IPGMER SSKM Kolkata.
J Assoc Physicians India. 2020 Jan;68(1):75.
Mantle Cell Lymphoma is a rare Non-Hodgkin, with unprecedented kidney involvement
case report
Herein IPGMER-SSKM Kolkata a 57-year-old male presented to us with Low-grade-intermittent fever & B-symptoms of 4months, arthralgia of 3months & oliguria of 10days. Mild pallor, mild hepatosplenomegaly & significant generalized lymphadenopathy. Hemoglobin 8.7% ESR 106 Uric acid 8.5 Potassium 6.3 Phosphate 4.5 Calcium 6.5 Urea 193 Creatinine 15 indicated Tumour Lysis Syndrome. Bilateral 10 cm kidney with Renal Parenchymal disease in USG. 25 RBC/hpf Albumin 3+ in Urine Study. 4.55gm protein per 24-hour-urine. Negative C3, C4, RF, anti-CCP, dsDNA. but 4+ ANCA, high 170 PR3. Crescents in 5 out of 8 glomeruli, focal interstitial lymphoid aggregates & (IgG, C3, C1q, IgM) positive Immune Complexes in Renal Biopsy. (CD20, CD5, BCL2, Cyclin-D1) Positive Mantle cell Lymphoma in Cervical Lymph Node Biopsy with 10% Ki67 index, High 6.18 MIPI score. R-CHOP regimen & Successive Hemodialysis improved condition of the patient. Discussion: paraneoplastic glomerulonephritis & direct lymphocytic infiltration lead to RPGN in our patient
To our knowledge, this is possibly first case report of a Mantle cell lymphoma presenting with RPGN due to both ANCA positive crescentic glomerulonephritis & lymphoid cell infiltration of Interstitium.

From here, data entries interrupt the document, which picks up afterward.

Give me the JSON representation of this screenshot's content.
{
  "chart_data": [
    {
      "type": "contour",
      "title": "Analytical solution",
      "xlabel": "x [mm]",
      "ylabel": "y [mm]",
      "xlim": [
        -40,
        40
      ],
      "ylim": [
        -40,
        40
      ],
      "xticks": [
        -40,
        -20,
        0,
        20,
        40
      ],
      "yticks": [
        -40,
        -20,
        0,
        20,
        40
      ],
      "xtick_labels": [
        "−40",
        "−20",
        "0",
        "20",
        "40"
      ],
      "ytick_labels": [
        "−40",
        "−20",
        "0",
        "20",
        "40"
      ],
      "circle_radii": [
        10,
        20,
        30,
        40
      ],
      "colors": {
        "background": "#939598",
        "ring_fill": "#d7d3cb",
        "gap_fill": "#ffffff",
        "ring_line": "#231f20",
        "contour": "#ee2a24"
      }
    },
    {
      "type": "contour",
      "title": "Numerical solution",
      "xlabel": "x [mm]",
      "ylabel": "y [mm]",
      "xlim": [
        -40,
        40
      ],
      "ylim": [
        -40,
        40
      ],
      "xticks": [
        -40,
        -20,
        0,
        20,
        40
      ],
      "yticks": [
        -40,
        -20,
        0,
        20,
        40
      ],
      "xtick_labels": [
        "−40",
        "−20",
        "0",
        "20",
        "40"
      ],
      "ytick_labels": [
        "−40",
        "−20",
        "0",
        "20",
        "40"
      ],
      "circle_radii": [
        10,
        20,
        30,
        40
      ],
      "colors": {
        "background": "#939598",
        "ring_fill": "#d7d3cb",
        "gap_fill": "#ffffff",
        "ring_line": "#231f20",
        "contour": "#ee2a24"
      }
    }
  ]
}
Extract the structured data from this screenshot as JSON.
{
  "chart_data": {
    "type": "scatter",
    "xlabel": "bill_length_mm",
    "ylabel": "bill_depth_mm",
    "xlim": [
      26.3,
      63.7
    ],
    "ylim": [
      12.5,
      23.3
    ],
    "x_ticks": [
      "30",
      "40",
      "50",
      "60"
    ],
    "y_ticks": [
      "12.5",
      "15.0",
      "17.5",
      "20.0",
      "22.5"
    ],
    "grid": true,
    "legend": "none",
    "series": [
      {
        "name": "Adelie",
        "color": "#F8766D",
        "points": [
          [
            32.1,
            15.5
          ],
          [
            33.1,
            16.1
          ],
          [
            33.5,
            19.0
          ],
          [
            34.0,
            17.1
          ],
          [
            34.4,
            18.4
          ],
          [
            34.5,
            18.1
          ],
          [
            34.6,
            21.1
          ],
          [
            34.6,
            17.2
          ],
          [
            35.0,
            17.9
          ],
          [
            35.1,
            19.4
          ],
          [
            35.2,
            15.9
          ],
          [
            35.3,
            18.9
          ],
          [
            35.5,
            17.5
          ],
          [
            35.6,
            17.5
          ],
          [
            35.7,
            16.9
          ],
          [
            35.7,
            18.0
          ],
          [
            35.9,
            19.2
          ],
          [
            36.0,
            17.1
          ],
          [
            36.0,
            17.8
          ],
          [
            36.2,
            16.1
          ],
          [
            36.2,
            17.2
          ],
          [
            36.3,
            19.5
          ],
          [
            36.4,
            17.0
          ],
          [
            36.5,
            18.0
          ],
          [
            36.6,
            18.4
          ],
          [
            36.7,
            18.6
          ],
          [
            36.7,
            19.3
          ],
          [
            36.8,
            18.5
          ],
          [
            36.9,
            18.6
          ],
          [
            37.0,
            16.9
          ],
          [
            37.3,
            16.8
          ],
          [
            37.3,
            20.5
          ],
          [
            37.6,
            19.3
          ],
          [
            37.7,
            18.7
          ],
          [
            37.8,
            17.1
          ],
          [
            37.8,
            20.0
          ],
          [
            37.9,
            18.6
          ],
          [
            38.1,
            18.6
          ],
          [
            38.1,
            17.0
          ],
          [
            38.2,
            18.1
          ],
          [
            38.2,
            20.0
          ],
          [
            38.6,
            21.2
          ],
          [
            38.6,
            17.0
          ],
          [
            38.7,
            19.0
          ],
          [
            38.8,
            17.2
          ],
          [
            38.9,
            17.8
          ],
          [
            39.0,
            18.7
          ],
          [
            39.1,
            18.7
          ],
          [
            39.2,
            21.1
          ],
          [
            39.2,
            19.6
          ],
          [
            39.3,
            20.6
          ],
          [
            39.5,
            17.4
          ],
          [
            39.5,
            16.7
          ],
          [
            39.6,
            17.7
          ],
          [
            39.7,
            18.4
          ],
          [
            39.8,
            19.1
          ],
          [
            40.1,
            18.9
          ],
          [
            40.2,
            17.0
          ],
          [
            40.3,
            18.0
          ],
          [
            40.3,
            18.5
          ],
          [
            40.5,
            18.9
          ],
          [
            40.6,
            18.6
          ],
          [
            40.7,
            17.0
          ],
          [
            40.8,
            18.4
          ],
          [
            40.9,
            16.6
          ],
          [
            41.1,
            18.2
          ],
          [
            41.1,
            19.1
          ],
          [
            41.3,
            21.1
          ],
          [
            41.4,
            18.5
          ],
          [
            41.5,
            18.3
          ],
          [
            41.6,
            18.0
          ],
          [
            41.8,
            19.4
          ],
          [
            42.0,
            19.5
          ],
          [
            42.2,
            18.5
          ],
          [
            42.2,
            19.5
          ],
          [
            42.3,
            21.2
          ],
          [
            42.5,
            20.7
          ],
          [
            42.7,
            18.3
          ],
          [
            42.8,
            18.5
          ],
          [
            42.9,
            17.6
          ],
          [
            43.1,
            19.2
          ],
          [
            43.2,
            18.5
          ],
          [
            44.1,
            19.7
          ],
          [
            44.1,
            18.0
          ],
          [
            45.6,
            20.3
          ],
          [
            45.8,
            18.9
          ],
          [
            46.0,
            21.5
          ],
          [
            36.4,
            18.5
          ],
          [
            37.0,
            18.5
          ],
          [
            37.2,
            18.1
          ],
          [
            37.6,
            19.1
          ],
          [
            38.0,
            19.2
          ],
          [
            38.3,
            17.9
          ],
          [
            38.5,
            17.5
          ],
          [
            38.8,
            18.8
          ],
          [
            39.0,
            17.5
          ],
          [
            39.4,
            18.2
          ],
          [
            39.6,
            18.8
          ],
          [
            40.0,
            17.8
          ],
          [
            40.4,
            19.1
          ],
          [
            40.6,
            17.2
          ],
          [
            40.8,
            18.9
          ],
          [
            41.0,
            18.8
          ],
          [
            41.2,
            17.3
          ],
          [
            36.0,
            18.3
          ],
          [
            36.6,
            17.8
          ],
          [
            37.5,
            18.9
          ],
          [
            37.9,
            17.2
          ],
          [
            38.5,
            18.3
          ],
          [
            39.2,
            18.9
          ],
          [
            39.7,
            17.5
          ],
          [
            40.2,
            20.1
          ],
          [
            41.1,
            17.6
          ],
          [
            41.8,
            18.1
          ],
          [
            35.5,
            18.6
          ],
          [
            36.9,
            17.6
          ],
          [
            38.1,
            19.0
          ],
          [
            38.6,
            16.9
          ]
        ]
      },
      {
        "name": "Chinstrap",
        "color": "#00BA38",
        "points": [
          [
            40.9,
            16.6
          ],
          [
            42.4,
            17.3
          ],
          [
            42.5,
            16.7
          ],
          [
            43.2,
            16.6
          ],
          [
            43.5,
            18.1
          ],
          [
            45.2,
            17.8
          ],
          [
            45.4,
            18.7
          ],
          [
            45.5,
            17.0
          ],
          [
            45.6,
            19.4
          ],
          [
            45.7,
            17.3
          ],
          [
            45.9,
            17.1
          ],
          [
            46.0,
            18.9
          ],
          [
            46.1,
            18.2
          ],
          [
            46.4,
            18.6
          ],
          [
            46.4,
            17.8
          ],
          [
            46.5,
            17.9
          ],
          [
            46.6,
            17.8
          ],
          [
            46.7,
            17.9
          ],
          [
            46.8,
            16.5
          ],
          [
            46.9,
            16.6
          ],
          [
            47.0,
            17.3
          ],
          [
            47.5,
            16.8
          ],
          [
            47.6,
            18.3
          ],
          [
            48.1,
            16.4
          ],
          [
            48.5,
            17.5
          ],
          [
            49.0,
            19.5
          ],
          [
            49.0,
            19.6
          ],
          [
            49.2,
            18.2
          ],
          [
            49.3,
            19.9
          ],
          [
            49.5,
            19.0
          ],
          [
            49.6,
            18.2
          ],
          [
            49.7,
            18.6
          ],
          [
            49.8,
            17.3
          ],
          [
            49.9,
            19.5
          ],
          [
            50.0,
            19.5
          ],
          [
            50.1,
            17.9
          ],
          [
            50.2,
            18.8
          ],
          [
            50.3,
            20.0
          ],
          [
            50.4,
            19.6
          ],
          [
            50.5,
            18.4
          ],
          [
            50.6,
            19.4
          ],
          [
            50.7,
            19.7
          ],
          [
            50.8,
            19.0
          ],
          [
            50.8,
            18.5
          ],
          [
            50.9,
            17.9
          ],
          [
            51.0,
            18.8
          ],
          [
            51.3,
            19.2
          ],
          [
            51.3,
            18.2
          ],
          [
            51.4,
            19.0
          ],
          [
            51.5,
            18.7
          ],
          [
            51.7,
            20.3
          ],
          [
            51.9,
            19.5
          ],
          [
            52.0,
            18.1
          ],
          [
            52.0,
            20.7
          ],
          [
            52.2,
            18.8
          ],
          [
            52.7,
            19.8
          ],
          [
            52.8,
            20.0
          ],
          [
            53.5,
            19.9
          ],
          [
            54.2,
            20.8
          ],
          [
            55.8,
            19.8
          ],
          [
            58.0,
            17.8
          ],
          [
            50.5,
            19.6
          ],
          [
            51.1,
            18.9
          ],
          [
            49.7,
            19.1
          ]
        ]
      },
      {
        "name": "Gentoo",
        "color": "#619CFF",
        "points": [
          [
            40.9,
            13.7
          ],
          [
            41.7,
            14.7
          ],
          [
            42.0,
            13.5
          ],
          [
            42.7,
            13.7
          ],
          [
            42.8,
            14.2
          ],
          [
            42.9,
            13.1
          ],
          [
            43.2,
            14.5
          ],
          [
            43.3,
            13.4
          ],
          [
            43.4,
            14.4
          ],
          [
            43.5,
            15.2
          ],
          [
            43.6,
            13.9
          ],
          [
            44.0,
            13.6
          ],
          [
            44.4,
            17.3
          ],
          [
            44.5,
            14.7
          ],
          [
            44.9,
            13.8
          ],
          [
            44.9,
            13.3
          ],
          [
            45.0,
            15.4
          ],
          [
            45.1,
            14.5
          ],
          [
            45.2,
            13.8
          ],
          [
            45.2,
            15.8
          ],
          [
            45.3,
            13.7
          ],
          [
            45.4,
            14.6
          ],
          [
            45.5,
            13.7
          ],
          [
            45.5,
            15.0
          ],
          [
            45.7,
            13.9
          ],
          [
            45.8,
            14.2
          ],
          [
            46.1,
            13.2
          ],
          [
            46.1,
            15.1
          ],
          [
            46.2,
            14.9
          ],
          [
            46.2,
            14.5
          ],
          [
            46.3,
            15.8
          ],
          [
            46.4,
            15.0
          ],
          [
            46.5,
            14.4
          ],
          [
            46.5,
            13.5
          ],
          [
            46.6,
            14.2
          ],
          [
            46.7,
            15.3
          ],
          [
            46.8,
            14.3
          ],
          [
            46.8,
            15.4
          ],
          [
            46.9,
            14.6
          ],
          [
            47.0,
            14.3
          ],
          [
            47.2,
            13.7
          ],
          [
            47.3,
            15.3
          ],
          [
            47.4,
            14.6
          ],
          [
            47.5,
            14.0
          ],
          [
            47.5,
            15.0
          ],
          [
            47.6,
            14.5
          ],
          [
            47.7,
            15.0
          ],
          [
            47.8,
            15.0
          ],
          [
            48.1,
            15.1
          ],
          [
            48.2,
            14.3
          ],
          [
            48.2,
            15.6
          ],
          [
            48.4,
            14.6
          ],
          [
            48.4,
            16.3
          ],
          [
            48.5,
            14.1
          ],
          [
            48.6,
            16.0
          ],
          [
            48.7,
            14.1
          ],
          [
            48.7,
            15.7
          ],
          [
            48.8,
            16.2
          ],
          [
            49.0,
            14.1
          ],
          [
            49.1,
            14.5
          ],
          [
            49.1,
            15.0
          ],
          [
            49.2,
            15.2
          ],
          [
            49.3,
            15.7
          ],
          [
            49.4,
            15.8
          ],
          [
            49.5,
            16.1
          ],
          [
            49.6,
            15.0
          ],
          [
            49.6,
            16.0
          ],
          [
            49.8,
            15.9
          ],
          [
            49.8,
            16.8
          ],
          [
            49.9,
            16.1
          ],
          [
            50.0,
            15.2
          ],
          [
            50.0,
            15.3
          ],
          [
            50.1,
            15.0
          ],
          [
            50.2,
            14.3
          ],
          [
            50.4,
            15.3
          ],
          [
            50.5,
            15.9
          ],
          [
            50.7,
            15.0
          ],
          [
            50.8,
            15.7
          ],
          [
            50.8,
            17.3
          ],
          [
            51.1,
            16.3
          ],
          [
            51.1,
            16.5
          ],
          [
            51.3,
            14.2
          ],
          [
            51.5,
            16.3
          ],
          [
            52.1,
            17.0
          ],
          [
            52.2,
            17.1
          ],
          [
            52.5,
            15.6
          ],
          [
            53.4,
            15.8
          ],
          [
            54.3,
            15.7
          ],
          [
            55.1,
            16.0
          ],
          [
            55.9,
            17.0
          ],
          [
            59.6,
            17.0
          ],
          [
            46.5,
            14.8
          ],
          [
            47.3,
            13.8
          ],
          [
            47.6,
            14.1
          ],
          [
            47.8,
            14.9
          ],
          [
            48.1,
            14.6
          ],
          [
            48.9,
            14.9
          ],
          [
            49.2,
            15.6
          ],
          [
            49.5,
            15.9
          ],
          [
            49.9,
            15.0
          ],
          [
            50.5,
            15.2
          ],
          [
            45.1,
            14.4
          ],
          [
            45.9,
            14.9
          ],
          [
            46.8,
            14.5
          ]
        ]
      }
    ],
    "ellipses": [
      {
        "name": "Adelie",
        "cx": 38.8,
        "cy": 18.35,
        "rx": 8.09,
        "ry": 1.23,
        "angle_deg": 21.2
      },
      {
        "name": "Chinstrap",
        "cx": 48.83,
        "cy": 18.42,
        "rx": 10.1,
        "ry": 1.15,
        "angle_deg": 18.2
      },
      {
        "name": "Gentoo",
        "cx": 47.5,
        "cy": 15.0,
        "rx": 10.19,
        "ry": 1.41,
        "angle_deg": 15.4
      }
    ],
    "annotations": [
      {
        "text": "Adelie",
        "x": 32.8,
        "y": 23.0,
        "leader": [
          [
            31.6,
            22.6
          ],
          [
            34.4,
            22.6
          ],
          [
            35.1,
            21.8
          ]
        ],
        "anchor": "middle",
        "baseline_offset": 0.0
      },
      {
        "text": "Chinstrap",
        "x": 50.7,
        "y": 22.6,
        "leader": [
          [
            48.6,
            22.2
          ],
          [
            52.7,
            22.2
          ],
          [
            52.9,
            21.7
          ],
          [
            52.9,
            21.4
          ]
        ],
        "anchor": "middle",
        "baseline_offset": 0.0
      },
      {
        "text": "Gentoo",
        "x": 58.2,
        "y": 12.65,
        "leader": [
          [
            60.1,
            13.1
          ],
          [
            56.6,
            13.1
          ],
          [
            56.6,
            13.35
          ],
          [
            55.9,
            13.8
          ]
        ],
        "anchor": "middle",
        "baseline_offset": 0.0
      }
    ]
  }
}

套细胞淋巴瘤是一种罕见的非霍奇金淋巴瘤,具有前所未有的肾脏受累。
病例报告。
在加尔各答的 IPGMER-SSKM,一名 57 岁男性患者因低级别间歇性发热和 B 症状(4 个月)、关节炎(3 个月)和少尿(10 天)就诊。轻度苍白、轻度肝脾肿大和明显全身淋巴结肿大。血红蛋白 8.7%、红细胞沉降率 106 U、尿酸 8.5、钾 6.3、磷 4.5、钙 6.5、尿素 193、肌酐 15,提示肿瘤溶解综合征。双侧 10cm 肾脏,超声显示肾实质疾病。尿沉渣检查每高倍镜视野(hpf)有 25 个红细胞,尿蛋白 3+,24 小时尿蛋白 4.55gm。C3、C4、RF、抗 CCP、dsDNA 阴性,但 4+ANCA、PR3 高 170。8 个肾小球中有 5 个出现新月体,局灶性间质淋巴样聚集和(IgG、C3、C1q、IgM)阳性免疫复合物,肾活检阳性。颈淋巴结活检显示(CD20、CD5、BCL2、Cyclin-D1)阳性套细胞淋巴瘤,Ki67 指数 10%,高 6.18 MIPI 评分。R-CHOP 方案和连续血液透析改善了患者的病情。讨论:副肿瘤性肾小球肾炎和直接淋巴细胞浸润导致我们的患者发生 RPGN。
据我们所知,这可能是首例因 ANCA 阳性新月体肾小球肾炎和间质淋巴细胞浸润导致 RPGN 的套细胞淋巴瘤病例报告。